Griechenland will Veto gegen EU-Beitritt der FYROM einlegen [DE]
Aufgrund des bereits seit 14 Jahren währenden Streits um die offizielle Bezeichnung der Ehemaligen Jugoslawischen Republik von Mazedonien (FYROM), will die griechische Regierung die Einleitung von EU-Beitrittsverhandlungen mit dem Land verhindern.
Aufgrund des bereits seit 14 Jahren währenden Streits um die offizielle Bezeichnung der Ehemaligen Jugoslawischen Republik von Mazedonien (FYROM), will die griechische Regierung die Einleitung von EU-Beitrittsverhandlungen mit dem Land verhindern.
Der griechische Premierminister Costas Karamanlis hat verkündet, sein Land werde ein Veto gegen den EU-Beitritt der Ehemaligen Jugoslawischen Republik von Mazedonien (FYROM) einlegen.
Nach Ansicht von Karamanlis habe sich die Regierung der Republik im Streit um die Namensgebung nicht kooperationswillig gezeigt.
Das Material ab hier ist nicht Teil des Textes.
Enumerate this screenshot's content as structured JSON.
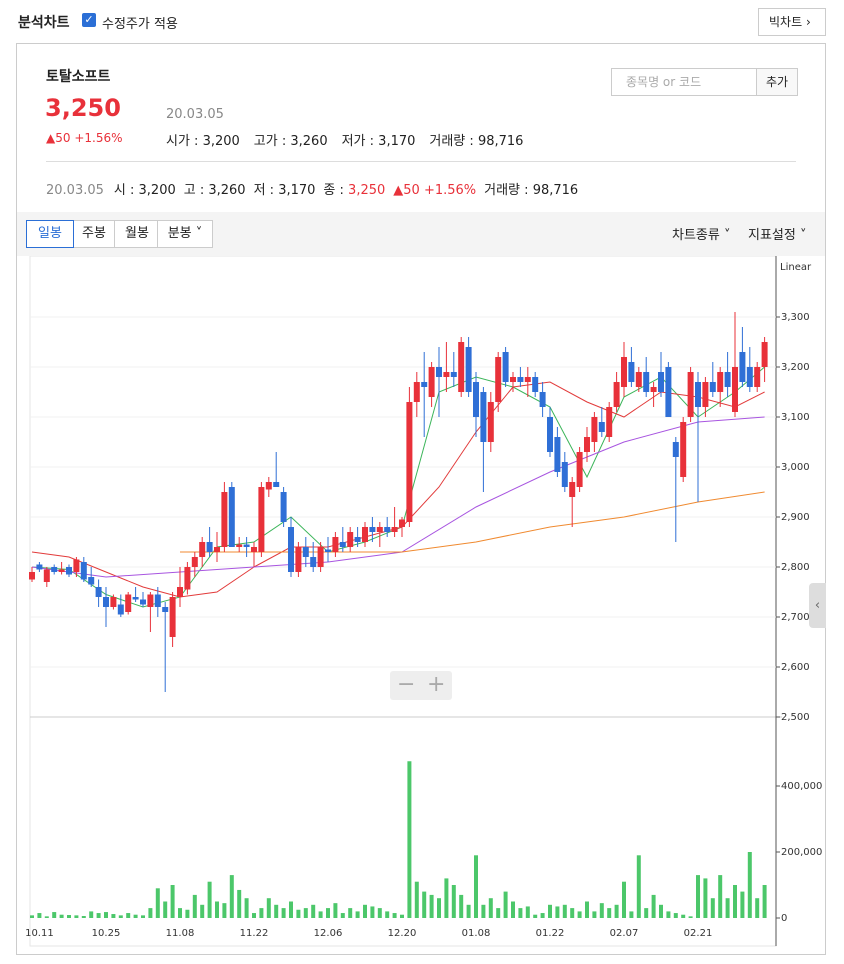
{
  "header": {
    "tab_title": "분석차트",
    "checkbox_label": "수정주가 적용",
    "big_chart_button": "빅차트",
    "stock_name": "토탈소프트",
    "price": "3,250",
    "change": "▲50 +1.56%",
    "date": "20.03.05",
    "fields": [
      {
        "label": "시가",
        "value": "3,200"
      },
      {
        "label": "고가",
        "value": "3,260"
      },
      {
        "label": "저가",
        "value": "3,170"
      },
      {
        "label": "거래량",
        "value": "98,716"
      }
    ],
    "search_placeholder": "종목명 or 코드",
    "add_button": "추가"
  },
  "summary": {
    "date": "20.03.05",
    "items": [
      {
        "label": "시",
        "value": "3,200"
      },
      {
        "label": "고",
        "value": "3,260"
      },
      {
        "label": "저",
        "value": "3,170"
      },
      {
        "label": "종",
        "value": "3,250"
      }
    ],
    "change": "▲50 +1.56%",
    "volume_label": "거래량",
    "volume": "98,716"
  },
  "toolbar": {
    "tabs": [
      "일봉",
      "주봉",
      "월봉",
      "분봉"
    ],
    "chart_type": "차트종류",
    "indicator": "지표설정"
  },
  "chart_data": [
    {
      "type": "candlestick",
      "scale_label": "Linear",
      "up_color": "#e8313a",
      "down_color": "#2f6fd6",
      "ylim": [
        2500,
        3410
      ],
      "yticks": [
        {
          "value": 2500,
          "label": "2,500"
        },
        {
          "value": 2600,
          "label": "2,600"
        },
        {
          "value": 2700,
          "label": "2,700"
        },
        {
          "value": 2800,
          "label": "2,800"
        },
        {
          "value": 2900,
          "label": "2,900"
        },
        {
          "value": 3000,
          "label": "3,000"
        },
        {
          "value": 3100,
          "label": "3,100"
        },
        {
          "value": 3200,
          "label": "3,200"
        },
        {
          "value": 3300,
          "label": "3,300"
        }
      ],
      "grid": true,
      "ohlc": [
        [
          2775,
          2800,
          2770,
          2790
        ],
        [
          2805,
          2810,
          2790,
          2795
        ],
        [
          2770,
          2800,
          2760,
          2795
        ],
        [
          2800,
          2805,
          2785,
          2790
        ],
        [
          2790,
          2810,
          2785,
          2795
        ],
        [
          2800,
          2805,
          2780,
          2785
        ],
        [
          2790,
          2820,
          2780,
          2815
        ],
        [
          2810,
          2820,
          2770,
          2775
        ],
        [
          2780,
          2800,
          2760,
          2765
        ],
        [
          2760,
          2775,
          2720,
          2740
        ],
        [
          2740,
          2760,
          2680,
          2720
        ],
        [
          2720,
          2745,
          2715,
          2740
        ],
        [
          2725,
          2745,
          2700,
          2705
        ],
        [
          2710,
          2750,
          2705,
          2745
        ],
        [
          2740,
          2760,
          2730,
          2735
        ],
        [
          2735,
          2750,
          2720,
          2725
        ],
        [
          2720,
          2750,
          2670,
          2745
        ],
        [
          2745,
          2760,
          2700,
          2720
        ],
        [
          2720,
          2730,
          2550,
          2710
        ],
        [
          2660,
          2750,
          2640,
          2740
        ],
        [
          2740,
          2800,
          2720,
          2760
        ],
        [
          2755,
          2810,
          2745,
          2800
        ],
        [
          2800,
          2830,
          2780,
          2820
        ],
        [
          2820,
          2860,
          2800,
          2850
        ],
        [
          2850,
          2880,
          2820,
          2830
        ],
        [
          2830,
          2870,
          2810,
          2840
        ],
        [
          2840,
          2970,
          2830,
          2950
        ],
        [
          2960,
          2970,
          2840,
          2840
        ],
        [
          2840,
          2860,
          2830,
          2845
        ],
        [
          2845,
          2860,
          2820,
          2840
        ],
        [
          2830,
          2850,
          2800,
          2840
        ],
        [
          2830,
          2970,
          2820,
          2960
        ],
        [
          2955,
          2980,
          2940,
          2970
        ],
        [
          2970,
          3030,
          2960,
          2960
        ],
        [
          2950,
          2960,
          2880,
          2890
        ],
        [
          2880,
          2900,
          2780,
          2790
        ],
        [
          2790,
          2850,
          2780,
          2840
        ],
        [
          2840,
          2860,
          2800,
          2820
        ],
        [
          2820,
          2850,
          2790,
          2800
        ],
        [
          2800,
          2850,
          2790,
          2840
        ],
        [
          2835,
          2860,
          2810,
          2830
        ],
        [
          2830,
          2870,
          2820,
          2860
        ],
        [
          2850,
          2880,
          2830,
          2840
        ],
        [
          2840,
          2880,
          2830,
          2870
        ],
        [
          2860,
          2880,
          2840,
          2850
        ],
        [
          2850,
          2890,
          2840,
          2880
        ],
        [
          2880,
          2900,
          2850,
          2870
        ],
        [
          2870,
          2890,
          2840,
          2880
        ],
        [
          2880,
          2900,
          2860,
          2870
        ],
        [
          2870,
          2920,
          2860,
          2880
        ],
        [
          2880,
          2900,
          2860,
          2895
        ],
        [
          2890,
          3160,
          2880,
          3130
        ],
        [
          3130,
          3190,
          3100,
          3170
        ],
        [
          3170,
          3230,
          3060,
          3160
        ],
        [
          3140,
          3210,
          3120,
          3200
        ],
        [
          3200,
          3240,
          3100,
          3180
        ],
        [
          3180,
          3250,
          3150,
          3190
        ],
        [
          3190,
          3230,
          3160,
          3180
        ],
        [
          3150,
          3260,
          3140,
          3250
        ],
        [
          3240,
          3260,
          3140,
          3150
        ],
        [
          3170,
          3190,
          3060,
          3100
        ],
        [
          3150,
          3160,
          2950,
          3050
        ],
        [
          3050,
          3150,
          3030,
          3130
        ],
        [
          3130,
          3230,
          3110,
          3220
        ],
        [
          3230,
          3240,
          3160,
          3170
        ],
        [
          3170,
          3190,
          3150,
          3180
        ],
        [
          3180,
          3200,
          3160,
          3170
        ],
        [
          3170,
          3200,
          3140,
          3180
        ],
        [
          3180,
          3190,
          3140,
          3150
        ],
        [
          3150,
          3170,
          3100,
          3120
        ],
        [
          3100,
          3120,
          3020,
          3030
        ],
        [
          3060,
          3080,
          2980,
          2990
        ],
        [
          3010,
          3030,
          2950,
          2960
        ],
        [
          2940,
          2980,
          2880,
          2970
        ],
        [
          2960,
          3040,
          2950,
          3030
        ],
        [
          3030,
          3080,
          3010,
          3060
        ],
        [
          3050,
          3110,
          3030,
          3100
        ],
        [
          3090,
          3120,
          3060,
          3070
        ],
        [
          3060,
          3130,
          3050,
          3120
        ],
        [
          3120,
          3190,
          3110,
          3170
        ],
        [
          3160,
          3250,
          3140,
          3220
        ],
        [
          3210,
          3240,
          3160,
          3170
        ],
        [
          3160,
          3200,
          3150,
          3190
        ],
        [
          3190,
          3220,
          3140,
          3150
        ],
        [
          3150,
          3170,
          3120,
          3160
        ],
        [
          3190,
          3230,
          3140,
          3150
        ],
        [
          3200,
          3210,
          3100,
          3100
        ],
        [
          3050,
          3060,
          2850,
          3020
        ],
        [
          2980,
          3100,
          2970,
          3090
        ],
        [
          3100,
          3200,
          3090,
          3190
        ],
        [
          3170,
          3190,
          2930,
          3120
        ],
        [
          3120,
          3180,
          3100,
          3170
        ],
        [
          3170,
          3210,
          3140,
          3150
        ],
        [
          3150,
          3200,
          3120,
          3190
        ],
        [
          3190,
          3230,
          3140,
          3160
        ],
        [
          3110,
          3310,
          3100,
          3200
        ],
        [
          3230,
          3280,
          3160,
          3170
        ],
        [
          3200,
          3240,
          3150,
          3160
        ],
        [
          3160,
          3210,
          3150,
          3200
        ],
        [
          3200,
          3260,
          3170,
          3250
        ]
      ],
      "series": [
        {
          "color": "#3cb55a",
          "x": [
            0,
            5,
            10,
            15,
            20,
            25,
            30,
            35,
            40,
            45,
            50,
            55,
            60,
            65,
            70,
            75,
            80,
            85,
            90,
            95,
            99
          ],
          "values": [
            2800,
            2795,
            2745,
            2720,
            2740,
            2840,
            2850,
            2900,
            2830,
            2850,
            2880,
            3150,
            3180,
            3160,
            3120,
            2980,
            3140,
            3180,
            3100,
            3150,
            3200
          ]
        },
        {
          "color": "#e23b3b",
          "x": [
            0,
            5,
            10,
            15,
            20,
            25,
            30,
            35,
            40,
            45,
            50,
            55,
            60,
            65,
            70,
            75,
            80,
            85,
            90,
            95,
            99
          ],
          "values": [
            2830,
            2820,
            2790,
            2760,
            2740,
            2750,
            2800,
            2840,
            2840,
            2860,
            2880,
            2960,
            3070,
            3160,
            3170,
            3130,
            3100,
            3150,
            3140,
            3120,
            3150
          ]
        },
        {
          "color": "#a855e0",
          "x": [
            0,
            10,
            20,
            30,
            40,
            50,
            60,
            70,
            80,
            90,
            99
          ],
          "values": [
            2800,
            2780,
            2790,
            2800,
            2810,
            2830,
            2920,
            2990,
            3050,
            3090,
            3100
          ]
        },
        {
          "color": "#f08a30",
          "x": [
            20,
            30,
            40,
            50,
            60,
            70,
            80,
            90,
            99
          ],
          "values": [
            2830,
            2830,
            2830,
            2830,
            2850,
            2880,
            2900,
            2930,
            2950
          ]
        }
      ]
    },
    {
      "type": "bar",
      "color": "#4cc76a",
      "ylim": [
        0,
        600000
      ],
      "yticks": [
        0,
        {
          "value": 200000,
          "label": "200,000"
        },
        {
          "value": 400000,
          "label": "400,000"
        }
      ],
      "categories": [
        null,
        "10.11",
        null,
        null,
        null,
        null,
        null,
        null,
        null,
        null,
        "10.25",
        null,
        null,
        null,
        null,
        null,
        null,
        null,
        null,
        null,
        "11.08",
        null,
        null,
        null,
        null,
        null,
        null,
        null,
        null,
        null,
        "11.22",
        null,
        null,
        null,
        null,
        null,
        null,
        null,
        null,
        null,
        "12.06",
        null,
        null,
        null,
        null,
        null,
        null,
        null,
        null,
        null,
        "12.20",
        null,
        null,
        null,
        null,
        null,
        null,
        null,
        null,
        null,
        "01.08",
        null,
        null,
        null,
        null,
        null,
        null,
        null,
        null,
        null,
        "01.22",
        null,
        null,
        null,
        null,
        null,
        null,
        null,
        null,
        null,
        "02.07",
        null,
        null,
        null,
        null,
        null,
        null,
        null,
        null,
        null,
        "02.21",
        null,
        null,
        null,
        null,
        null,
        null,
        null,
        null,
        null
      ],
      "values": [
        8000,
        15000,
        5000,
        18000,
        10000,
        9000,
        8000,
        6000,
        20000,
        15000,
        18000,
        12000,
        8000,
        15000,
        10000,
        8000,
        30000,
        90000,
        50000,
        100000,
        30000,
        25000,
        70000,
        40000,
        110000,
        50000,
        45000,
        130000,
        85000,
        60000,
        15000,
        30000,
        60000,
        40000,
        30000,
        50000,
        25000,
        30000,
        40000,
        20000,
        30000,
        45000,
        15000,
        30000,
        20000,
        40000,
        35000,
        30000,
        20000,
        15000,
        10000,
        475000,
        110000,
        80000,
        70000,
        60000,
        120000,
        100000,
        70000,
        40000,
        190000,
        40000,
        60000,
        30000,
        80000,
        50000,
        30000,
        35000,
        10000,
        15000,
        40000,
        35000,
        40000,
        30000,
        20000,
        50000,
        20000,
        45000,
        30000,
        40000,
        110000,
        20000,
        190000,
        30000,
        70000,
        40000,
        20000,
        15000,
        10000,
        5000,
        130000,
        120000,
        60000,
        130000,
        60000,
        100000,
        80000,
        200000,
        60000,
        100000
      ]
    }
  ]
}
Ausdruck hierfür sei, dass das Land nicht positiv auf den Vorschlag der Vereinten Nationen (April 2005) zur Frage der offiziellen Bezeichnung reagiert habe.
Griechenland blockiert seit 1991 die internationale Anerkennung der FYROM unter dem Namen „Mazedonien“, weil dieser laut der griechischen Regierung auf eine alte griechische Provinz verweise.
Die Kommission wird im November 2005 ihre Meinung zur Eröffnung von EU-Beitrittsverhandlungen mit Mazedonien bekannt geben. Hierfür ist auch die Zustimmung sämtlicher 25 EU-Mitgliedstaaten erforderlich.